Monday, August 22, 2016

Jekyll and Hyde aspects of yoga practice


Sociologists will surely have a reason as to why neoconverts stake more me-mine-onlymine claim to old practices. So I will dispense with that psychobabble. But there is similar aggressive attempt to reclaim yoga as one's own and for a sincere practitioner this can be disturbing.  Simply because many of those who staking claim to yoga hardly practice it. 

But that is their problem. Seriously. If there is a toss between arguing for or against yoga, or just practising it, what would the most sincere person do? Precisely. Same thing is happening with religions around the world  and that can be a dangerous thing. 

 I have learnt -- and I actually felt a deep depression for a few years about this aspect of teaching it -- is that oftentimes a yoga practice can help the crook become more  crooked. That is why in ancient India the custom  of initiation was instituted (not to make money for the guru!) so the teacher knew which disciple  had the spiritual stamina and integrity to be able to handle the strengths and powers that came with a strong, solid practice. Remember the line from Spiderman.. with great power comes great responsibility? 
Here is what Swami Krishnananda, the disciple of my Sadguru Sivananda, has to say about this aspect of yoga: 

Nothing can be so beneficial as yoga is, and nothing can be so terrific and frightening as yoga is. This is the irony of the whole matter. It is not easy for a person to feel in one's own heart that a concentration on a form, what that form may be, inward or outward, is capable of bestowing abundance of the riches of the world. Who does not wish to become a king, if that were predictable? 

These difficulties will have to be faced one day or the other. In facing them, many have failed, have had a fall. With such a thud, they had to break their heads. They would have been better without yoga than with it. "

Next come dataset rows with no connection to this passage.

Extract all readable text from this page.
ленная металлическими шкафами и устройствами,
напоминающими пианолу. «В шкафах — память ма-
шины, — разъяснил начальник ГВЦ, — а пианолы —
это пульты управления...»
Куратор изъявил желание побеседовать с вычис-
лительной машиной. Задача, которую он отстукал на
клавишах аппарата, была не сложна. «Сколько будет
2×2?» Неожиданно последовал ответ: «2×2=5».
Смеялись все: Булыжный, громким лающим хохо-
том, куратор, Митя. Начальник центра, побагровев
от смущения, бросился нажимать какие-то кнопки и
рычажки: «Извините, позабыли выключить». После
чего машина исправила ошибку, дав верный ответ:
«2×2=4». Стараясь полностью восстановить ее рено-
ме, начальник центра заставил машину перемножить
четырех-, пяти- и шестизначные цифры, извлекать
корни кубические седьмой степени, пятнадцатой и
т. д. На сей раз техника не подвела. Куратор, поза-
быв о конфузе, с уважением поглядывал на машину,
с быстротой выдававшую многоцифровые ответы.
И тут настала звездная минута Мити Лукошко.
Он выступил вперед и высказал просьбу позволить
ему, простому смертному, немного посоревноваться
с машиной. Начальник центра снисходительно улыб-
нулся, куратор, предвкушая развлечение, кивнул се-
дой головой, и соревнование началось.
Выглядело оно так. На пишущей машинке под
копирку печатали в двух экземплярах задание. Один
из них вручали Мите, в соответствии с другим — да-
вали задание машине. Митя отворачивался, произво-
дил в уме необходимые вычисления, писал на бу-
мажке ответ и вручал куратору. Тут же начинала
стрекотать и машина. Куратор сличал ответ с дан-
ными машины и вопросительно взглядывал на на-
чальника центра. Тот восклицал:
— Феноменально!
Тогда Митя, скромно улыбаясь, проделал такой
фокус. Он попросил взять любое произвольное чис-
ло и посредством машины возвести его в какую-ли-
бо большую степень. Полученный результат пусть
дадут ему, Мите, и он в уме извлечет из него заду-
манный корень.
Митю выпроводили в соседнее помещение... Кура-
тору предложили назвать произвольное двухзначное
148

If you know what are some of the powers yoga is said to bestow you will know that why in the hands of the crook, it can be a dangerous thing: 
The eight siddhis are anima (the ability to become small), mahima (the ability to become big), garima (become heavy), laghima (become light), prapti (obtain all), prakamya (do /achieve anything), isitva (lordship /control over all), vasitva (control over the elements). 



If you know the story of tantric yogi Milerapa, his guru Marpa does not reveal to him the  secrets of what he is seeking because  he knows Milarepa was already super strong. (With his tantric powers Milarepa had sought to avenge his family's suffering by attacking those who had caused it).  Marpa first humbles him completely, in several ways that can only seen as pure torture, before he initiates him to the ultimate secret. Nowadays, it is easier to get yourself initiated into anything with a bit of money!  But those days the real guru knew that too much a good thing, if not monitored, could actually be a bad thing.